Christian Petzold: "Da war eben ne Mauer rum, die war weniger dazu da, DDR-Bürger davon abzuhalten, in den Westen zu gehen, sondern Eltern vom Besuch abzuhalten. Das war ein großer Vorteil in Berlin. Es gab ja den Berliner Muff, es gab ja keine Produktion hier. Aber die FU zum Beispiel oder die DFFB, das sind ja dem Untergang Berlins abgerungene Institutionen, wo man wie in Laboren etwas ganz Neues probierte. Die waren nicht satt.
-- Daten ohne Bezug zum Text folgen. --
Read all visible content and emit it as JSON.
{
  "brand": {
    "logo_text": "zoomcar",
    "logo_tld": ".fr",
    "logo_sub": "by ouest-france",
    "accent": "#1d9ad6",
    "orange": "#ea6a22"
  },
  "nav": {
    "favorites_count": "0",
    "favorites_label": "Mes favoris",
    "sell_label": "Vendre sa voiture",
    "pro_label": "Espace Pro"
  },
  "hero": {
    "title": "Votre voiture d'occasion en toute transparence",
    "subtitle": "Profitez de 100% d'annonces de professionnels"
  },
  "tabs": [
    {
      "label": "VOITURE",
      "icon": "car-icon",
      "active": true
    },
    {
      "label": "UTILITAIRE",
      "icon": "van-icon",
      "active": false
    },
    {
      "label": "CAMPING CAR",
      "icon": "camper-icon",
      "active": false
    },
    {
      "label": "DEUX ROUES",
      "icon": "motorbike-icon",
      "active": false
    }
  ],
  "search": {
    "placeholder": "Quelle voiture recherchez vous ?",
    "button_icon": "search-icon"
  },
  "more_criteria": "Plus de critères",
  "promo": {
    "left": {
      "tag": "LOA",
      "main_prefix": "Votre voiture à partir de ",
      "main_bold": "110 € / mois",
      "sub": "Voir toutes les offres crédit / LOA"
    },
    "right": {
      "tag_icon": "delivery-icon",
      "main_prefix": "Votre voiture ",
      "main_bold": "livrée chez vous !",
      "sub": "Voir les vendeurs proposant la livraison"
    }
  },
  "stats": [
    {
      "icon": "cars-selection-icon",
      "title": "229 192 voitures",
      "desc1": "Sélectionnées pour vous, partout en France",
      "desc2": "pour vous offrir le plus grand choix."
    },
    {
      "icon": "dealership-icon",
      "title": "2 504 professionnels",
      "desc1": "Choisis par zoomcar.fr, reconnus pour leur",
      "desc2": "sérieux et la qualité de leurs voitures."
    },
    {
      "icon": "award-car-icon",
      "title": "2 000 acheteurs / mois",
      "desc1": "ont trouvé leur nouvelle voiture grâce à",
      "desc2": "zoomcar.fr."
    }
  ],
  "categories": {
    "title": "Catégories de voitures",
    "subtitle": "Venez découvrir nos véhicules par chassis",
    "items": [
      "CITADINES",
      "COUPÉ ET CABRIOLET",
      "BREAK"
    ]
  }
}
Da war immer was am Arbeiten, da wollte man hin."
Tom Tykwer, Wolfgang Becker und eben Christian Petzold. Diese drei Regisseure nehmen ihre in Westberlin geformte Kreativität mit in die Filme, die sie in der wiedervereinigten Stadt drehen werden.
Auch ihre Filme halten fest, erzählen, registrieren, was kein Archiv und kein Geschichtsbuch mitteilen kann: Den Sound einer Stadt und ihrer Geschichte. Ihre Textur, ihren Groove, ihre alltäglichen Dramen, ihre Atmosphäre, ihre Temperatur, ihre Lebensgefühle.
Tom Tykwers "Lola rennt" ist ein typischer Berlinfilm, weil er die unendlichen Wege aufzeigt, die eine junge Frau hat, um ihre Liebe zu retten. In 24 Stunden!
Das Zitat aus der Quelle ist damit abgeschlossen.